Прохожу по плитке к маленькому памятнику, провожу пальцами по выбитой надписи. Руки не слушаются, они дрожат. Говорят, мужчины не умеют плакать. Не умеют страдать… Тогда почему сейчас все стало размыто в моих глазах?
— Этого не может быть. Я… я… всё продумал. Она улетела тогда. — Хватаю стоящего рядом со мной этого «ангела» во плоти. — Ты, сука, врешь. Пиздишь мне. — Достаю ствол, приставляю ко лбу. — На кого ты работаешь? Тебе мозги сейчас размажу. — Снимаю с предохранителя. — Куда вы ее втянули? У меня все записи есть. Она прошла контроль и шесть лет была в Греции.
— Если бы только это было так… Я нашел её в психушке, почти сошедшею с ума от горя. Она потеряла день с ночью, Ияр. Она потеряла ребенка. В тот день она пришла сказать тебе, что она беременна, а ты выгнал ее.
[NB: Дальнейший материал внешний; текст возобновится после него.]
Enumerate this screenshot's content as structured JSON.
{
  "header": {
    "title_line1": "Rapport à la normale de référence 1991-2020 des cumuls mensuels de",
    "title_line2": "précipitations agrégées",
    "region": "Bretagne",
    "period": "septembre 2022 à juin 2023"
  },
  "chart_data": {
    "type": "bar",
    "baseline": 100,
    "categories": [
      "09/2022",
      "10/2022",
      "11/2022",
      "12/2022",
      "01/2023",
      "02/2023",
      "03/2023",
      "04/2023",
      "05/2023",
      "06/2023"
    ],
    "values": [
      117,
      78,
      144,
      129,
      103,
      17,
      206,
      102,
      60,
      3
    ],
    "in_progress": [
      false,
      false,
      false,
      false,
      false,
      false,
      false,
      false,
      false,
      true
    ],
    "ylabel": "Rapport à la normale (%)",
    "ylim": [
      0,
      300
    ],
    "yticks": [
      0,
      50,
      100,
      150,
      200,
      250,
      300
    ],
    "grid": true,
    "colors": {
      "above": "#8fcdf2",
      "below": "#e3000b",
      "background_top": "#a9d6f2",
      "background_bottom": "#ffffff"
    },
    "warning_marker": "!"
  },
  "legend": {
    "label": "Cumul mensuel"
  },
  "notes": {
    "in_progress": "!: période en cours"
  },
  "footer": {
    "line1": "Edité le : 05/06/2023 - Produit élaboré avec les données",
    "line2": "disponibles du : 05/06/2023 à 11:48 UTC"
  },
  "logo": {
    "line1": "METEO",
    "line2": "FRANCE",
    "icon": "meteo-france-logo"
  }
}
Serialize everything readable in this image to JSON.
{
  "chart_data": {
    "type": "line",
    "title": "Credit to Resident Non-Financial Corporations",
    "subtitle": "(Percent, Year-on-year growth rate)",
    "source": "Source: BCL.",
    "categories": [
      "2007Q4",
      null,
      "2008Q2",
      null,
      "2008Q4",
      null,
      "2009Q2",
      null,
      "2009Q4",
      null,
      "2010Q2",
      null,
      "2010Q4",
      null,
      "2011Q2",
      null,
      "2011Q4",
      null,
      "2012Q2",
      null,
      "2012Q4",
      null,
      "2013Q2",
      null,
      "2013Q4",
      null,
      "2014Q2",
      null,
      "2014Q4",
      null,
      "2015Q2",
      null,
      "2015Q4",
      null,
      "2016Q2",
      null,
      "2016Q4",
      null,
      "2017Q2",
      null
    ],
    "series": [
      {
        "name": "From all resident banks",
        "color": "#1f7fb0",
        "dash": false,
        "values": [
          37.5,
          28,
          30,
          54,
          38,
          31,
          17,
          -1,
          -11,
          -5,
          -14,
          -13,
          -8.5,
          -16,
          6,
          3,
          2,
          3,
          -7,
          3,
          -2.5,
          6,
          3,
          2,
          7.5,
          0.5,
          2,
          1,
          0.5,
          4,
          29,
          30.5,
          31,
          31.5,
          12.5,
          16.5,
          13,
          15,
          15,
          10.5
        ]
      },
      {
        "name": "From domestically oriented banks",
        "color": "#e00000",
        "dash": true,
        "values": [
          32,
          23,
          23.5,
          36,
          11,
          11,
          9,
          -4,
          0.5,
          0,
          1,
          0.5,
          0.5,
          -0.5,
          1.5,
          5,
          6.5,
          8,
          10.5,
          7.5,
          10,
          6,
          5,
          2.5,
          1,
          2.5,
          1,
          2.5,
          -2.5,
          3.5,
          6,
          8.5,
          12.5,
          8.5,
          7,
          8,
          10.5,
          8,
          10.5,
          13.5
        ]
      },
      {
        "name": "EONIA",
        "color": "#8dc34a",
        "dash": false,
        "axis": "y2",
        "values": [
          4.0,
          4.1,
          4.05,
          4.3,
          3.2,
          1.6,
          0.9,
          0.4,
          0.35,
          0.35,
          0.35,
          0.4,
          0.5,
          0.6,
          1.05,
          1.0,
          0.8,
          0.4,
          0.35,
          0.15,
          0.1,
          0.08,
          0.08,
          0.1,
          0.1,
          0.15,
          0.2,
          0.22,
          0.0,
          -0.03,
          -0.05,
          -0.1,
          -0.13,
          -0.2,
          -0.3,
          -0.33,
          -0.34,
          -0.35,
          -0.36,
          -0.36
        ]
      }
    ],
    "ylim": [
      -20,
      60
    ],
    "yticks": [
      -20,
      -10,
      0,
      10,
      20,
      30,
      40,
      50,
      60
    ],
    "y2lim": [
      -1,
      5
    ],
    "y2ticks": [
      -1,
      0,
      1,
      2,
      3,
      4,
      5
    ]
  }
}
По пути ее протаранил внедорожник, она чудом осталась жива.
— Ты врешь! — выкрикиваю.
— Если я вру, откуда мне это знать? Кто-то всё красиво подставил, чтобы ты верил, что с ней всё хорошо. Не веришь мне — тебе это поможет. Опусти пистолет. — Достает ежедневник Акси, тот, что был на ее столе, и маленький розовый браслет. Такие надевают в роддомах. Знаю, такой был у Мии.
Поддеваю пальцами.
— Это было на руке твоей дочери.
— Дочери?
— Она прожила пару часов с момента экстренной операции. Опусти пистолет. Моя смерть никому облегчения не принесёт. Я хочу просто, чтоб ты всё знал и закончил этот ужас в жизни Акси. В ежедневнике есть протокол эксгумации, не веришь, сделай еще раз ее.